La particolare complessità della procedura non basta a negare il diritto all'equa riparazione

La particolare complessità della procedura non basta a negare il diritto all'equa riparazione

Con l'ordinanza n. 1286/2024 la Corte di Cassazione sancisce il principio per cui la particolare complessità della procedura fallimentare non può escludere il diritto dell'istante all'equa riparazione.

Martedi 5 Marzo 2024

Il caso: Mevia, in qualità di erede di Tizio, adiva la Corte d'appello di Brescia, al fine di vedersi riconoscere l'equo indennizzo spettante per la durata non ragionevole della procedura concorsuale relativa al fallimento della Alfa s.r.l., dichiarato dal Tribunale di Brescia con sentenza del 18 maggio 2001 e chiuso il 15.11.2019 con il deposito del riparto finale, come stabilito dalla sentenza di omologa del concordato fallimentare.
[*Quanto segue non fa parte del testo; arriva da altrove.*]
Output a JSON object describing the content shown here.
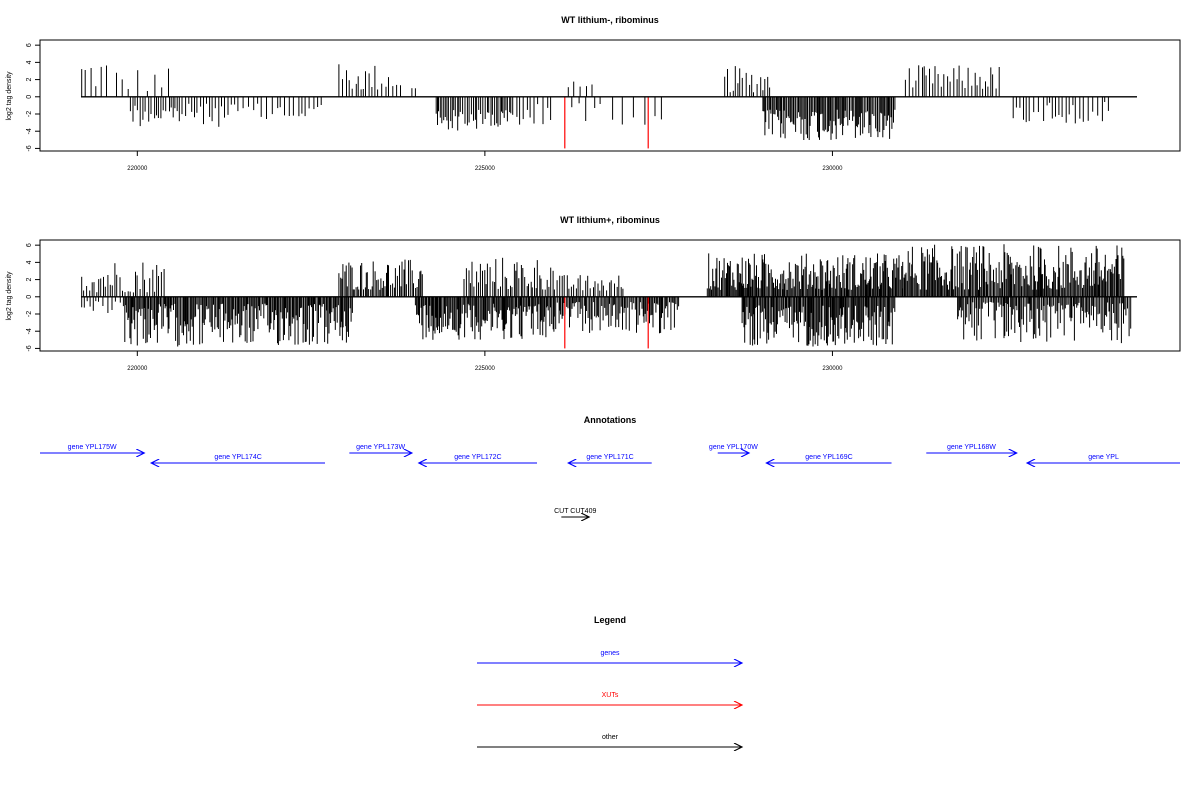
{
  "colors": {
    "gene": "#0000ff",
    "xut": "#ff0000",
    "other": "#000000",
    "bar": "#000000",
    "highlight": "#ff0000"
  },
  "chart_data": [
    {
      "type": "bar",
      "title": "WT lithium-, ribominus",
      "ylabel": "log2 tag density",
      "xlim": [
        218600,
        235000
      ],
      "ylim": [
        -6.3,
        6.6
      ],
      "xticks": [
        220000,
        225000,
        230000
      ],
      "yticks": [
        -6,
        -4,
        -2,
        0,
        2,
        4,
        6
      ],
      "grid": false,
      "highlight_bars": [
        {
          "x": 226150,
          "value": -6
        },
        {
          "x": 227350,
          "value": -6
        }
      ],
      "segments": [
        {
          "from": 219200,
          "to": 219600,
          "sign": 1,
          "min": 0.8,
          "max": 5.0,
          "step": 60
        },
        {
          "from": 219700,
          "to": 220500,
          "sign": 1,
          "min": 0.5,
          "max": 3.6,
          "step": 110
        },
        {
          "from": 219900,
          "to": 221400,
          "sign": -1,
          "min": 0.8,
          "max": 3.5,
          "step": 40
        },
        {
          "from": 221400,
          "to": 222700,
          "sign": -1,
          "min": 0.8,
          "max": 3.2,
          "step": 60
        },
        {
          "from": 222900,
          "to": 223800,
          "sign": 1,
          "min": 0.7,
          "max": 3.9,
          "step": 45
        },
        {
          "from": 223950,
          "to": 224050,
          "sign": 1,
          "min": 0.8,
          "max": 1.1,
          "step": 50
        },
        {
          "from": 224300,
          "to": 225400,
          "sign": -1,
          "min": 1.5,
          "max": 4.0,
          "step": 25
        },
        {
          "from": 225400,
          "to": 226000,
          "sign": -1,
          "min": 0.8,
          "max": 4.0,
          "step": 55
        },
        {
          "from": 226200,
          "to": 226550,
          "sign": 1,
          "min": 0.8,
          "max": 1.8,
          "step": 80
        },
        {
          "from": 226250,
          "to": 227600,
          "sign": -1,
          "min": 0.7,
          "max": 3.3,
          "step": 130
        },
        {
          "from": 228450,
          "to": 229100,
          "sign": 1,
          "min": 0.5,
          "max": 3.6,
          "step": 40
        },
        {
          "from": 229000,
          "to": 230900,
          "sign": -1,
          "min": 1.5,
          "max": 5.2,
          "step": 18
        },
        {
          "from": 231050,
          "to": 232400,
          "sign": 1,
          "min": 0.8,
          "max": 3.7,
          "step": 40
        },
        {
          "from": 232600,
          "to": 234000,
          "sign": -1,
          "min": 0.6,
          "max": 3.2,
          "step": 55
        }
      ]
    },
    {
      "type": "bar",
      "title": "WT lithium+, ribominus",
      "ylabel": "log2 tag density",
      "xlim": [
        218600,
        235000
      ],
      "ylim": [
        -6.3,
        6.6
      ],
      "xticks": [
        220000,
        225000,
        230000
      ],
      "yticks": [
        -6,
        -4,
        -2,
        0,
        2,
        4,
        6
      ],
      "grid": false,
      "highlight_bars": [
        {
          "x": 226150,
          "value": -6
        },
        {
          "x": 227350,
          "value": -6
        }
      ],
      "segments": [
        {
          "from": 219200,
          "to": 220400,
          "sign": 1,
          "min": 0.5,
          "max": 4.5,
          "step": 35
        },
        {
          "from": 219200,
          "to": 219800,
          "sign": -1,
          "min": 0.5,
          "max": 2.2,
          "step": 60
        },
        {
          "from": 219800,
          "to": 223100,
          "sign": -1,
          "min": 0.8,
          "max": 5.8,
          "step": 16
        },
        {
          "from": 222900,
          "to": 224100,
          "sign": 1,
          "min": 0.8,
          "max": 4.4,
          "step": 22
        },
        {
          "from": 224000,
          "to": 226000,
          "sign": -1,
          "min": 0.8,
          "max": 5.0,
          "step": 16
        },
        {
          "from": 224700,
          "to": 226000,
          "sign": 1,
          "min": 0.8,
          "max": 4.7,
          "step": 28
        },
        {
          "from": 226000,
          "to": 227000,
          "sign": 1,
          "min": 0.6,
          "max": 2.6,
          "step": 35
        },
        {
          "from": 226000,
          "to": 227800,
          "sign": -1,
          "min": 0.6,
          "max": 4.3,
          "step": 18
        },
        {
          "from": 228200,
          "to": 231000,
          "sign": 1,
          "min": 0.8,
          "max": 5.1,
          "step": 15
        },
        {
          "from": 228700,
          "to": 230900,
          "sign": -1,
          "min": 1.0,
          "max": 5.8,
          "step": 15
        },
        {
          "from": 231000,
          "to": 234200,
          "sign": 1,
          "min": 0.8,
          "max": 6.1,
          "step": 16
        },
        {
          "from": 231800,
          "to": 234300,
          "sign": -1,
          "min": 0.6,
          "max": 5.4,
          "step": 18
        }
      ]
    }
  ],
  "annotations": {
    "title": "Annotations",
    "xlim": [
      218600,
      235000
    ],
    "features": [
      {
        "label": "gene YPL175W",
        "type": "gene",
        "from": 218600,
        "to": 220100,
        "row": 0
      },
      {
        "label": "gene YPL174C",
        "type": "gene",
        "from": 222700,
        "to": 220200,
        "row": 1
      },
      {
        "label": "gene YPL173W",
        "type": "gene",
        "from": 223050,
        "to": 223950,
        "row": 0
      },
      {
        "label": "gene YPL172C",
        "type": "gene",
        "from": 225750,
        "to": 224050,
        "row": 1
      },
      {
        "label": "gene YPL171C",
        "type": "gene",
        "from": 227400,
        "to": 226200,
        "row": 1
      },
      {
        "label": "gene YPL170W",
        "type": "gene",
        "from": 228350,
        "to": 228800,
        "row": 0
      },
      {
        "label": "gene YPL169C",
        "type": "gene",
        "from": 230850,
        "to": 229050,
        "row": 1
      },
      {
        "label": "gene YPL168W",
        "type": "gene",
        "from": 231350,
        "to": 232650,
        "row": 0
      },
      {
        "label": "gene YPL",
        "type": "gene",
        "from": 235000,
        "to": 232800,
        "row": 1
      },
      {
        "label": "CUT CUT409",
        "type": "other",
        "from": 226100,
        "to": 226500,
        "row": 2
      }
    ]
  },
  "legend": {
    "title": "Legend",
    "items": [
      {
        "label": "genes",
        "type": "gene"
      },
      {
        "label": "XUTs",
        "type": "xut"
      },
      {
        "label": "other",
        "type": "other"
      }
    ]
  }
}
La Corte d'appello di Brescia, in composizione collegiale, respingeva l'opposizione e, per l'effetto, confermava il decreto monocratico di rigetto dell'istanza di liquidazione dell'indennizzo per durata non ragionevole della procedura fallimentare: sul punto il giuidce di appello evidenziava che:

a) la previsione sulla durata ragionevole della procedura concorsuale di sei anni non escludeva che il superamento di tale termine integrasse di per sé gli estremi della durata irragionevole per la complessità della procedura, attesa la massa di documenti da esaminare, la consistenza dell’attivo e del passivo, il numero delle insinuazioni al passivo, le controversie da definire in via stragiudiziale, i plurimi riparti ed il concordato fallimentare;

b) pertanto il termine di sei anni previsto per il completamento della procedura costituiva una presunzione di ragionevolezza della durata del procedimento che poteva essere superata con la prova contraria.

Mevia ricorre in Cassazione, che, nell'accogliere il ricorso, osserva quanto segue:

1) ai sensi dell'art.2, comma 2-bis L.89 del 2001 si considera rispettato il termine ragionevole di cui al comma 1 se la procedura concorsuale si è conclusa in sei anni: ne consegue che, in tema di equa riparazione per la violazione del termine di durata ragionevole del processo, la durata delle procedure fallimentari deve rispettare la soglia di sei anni;

2) secondo lo standard ricavabile dalle pronunce della Corte Edu, si può tenere conto della particolare complessità della procedura concorsuale solo ai fini di un temperamento di detta soglia: secondo i richiami della Corte Edu, la durata tollerabile delle procedure concorsuali sarebbe stata di cinque anni nel caso di media complessità e, in ogni caso, per quelle notevolmente complesse - a causa del numero dei creditori, della particolare natura o situazione giuridica dei beni da liquidare (partecipazioni societarie, beni indivisi, ecc.), della proliferazione di giudizi connessi o della pluralità di procedure concorsuali interdipendenti - non avrebbe potuto superare la durata complessiva di sette anni;

3) sicché i summenzionati indici rivelatori della precipua complessità del caso possono al più giustificare uno slittamento della procedura concorsuale da sei a sette anni, non già una durata ulteriore, addirittura protrattasi nella fattispecie sino a circa 18 anni;

4) ne discende che, a fronte dell'ampio superamento del limite di sette anni, decorrente per i creditori ammessi dall'approvazione dello stato passivo, la complessità del caso non avrebbe potuto giustificare la radicale esclusione dell'indennizzo, in deroga ai casi tassativi nei quali la L. n.89 del 2001, art.2 comma 2-quinques, riconosce la non spettanza del relativo diritto: oltrepassato tale termine, il danno non patrimoniale per l'irragionevole durata del processo, inteso come danno morale soggettivo correlato a turbamenti di carattere psicologico, nel rispetto dei principi cardine che la Corte Edu ritrae dall'art. 6 CEDU, si intende come conseguenza normale, ancorché non automatica e necessaria, della violazione del diritto alla ragionevole durata del processo, a causa dei disagi e dei turbamenti di carattere psicologico che la lesione di tale diritto solitamente provoca alle parti del processo;

5) una volta accertata e determinata l'entità della stessa durata irragionevole, il giudice avrebbe dovuto ritenere tale danno esistente, sempre che non fosse risultata la sussistenza, nel caso concreto, di circostanze particolari idonee, in termini positivi, ad escludere che tale danno fosse stato subito dal ricorrente: non basta ad escludere l'indennizzabilità, per una procedura concorsuale protrattasi secondo i tempi anzidetti, la constatazione della particolare complessità della procedura.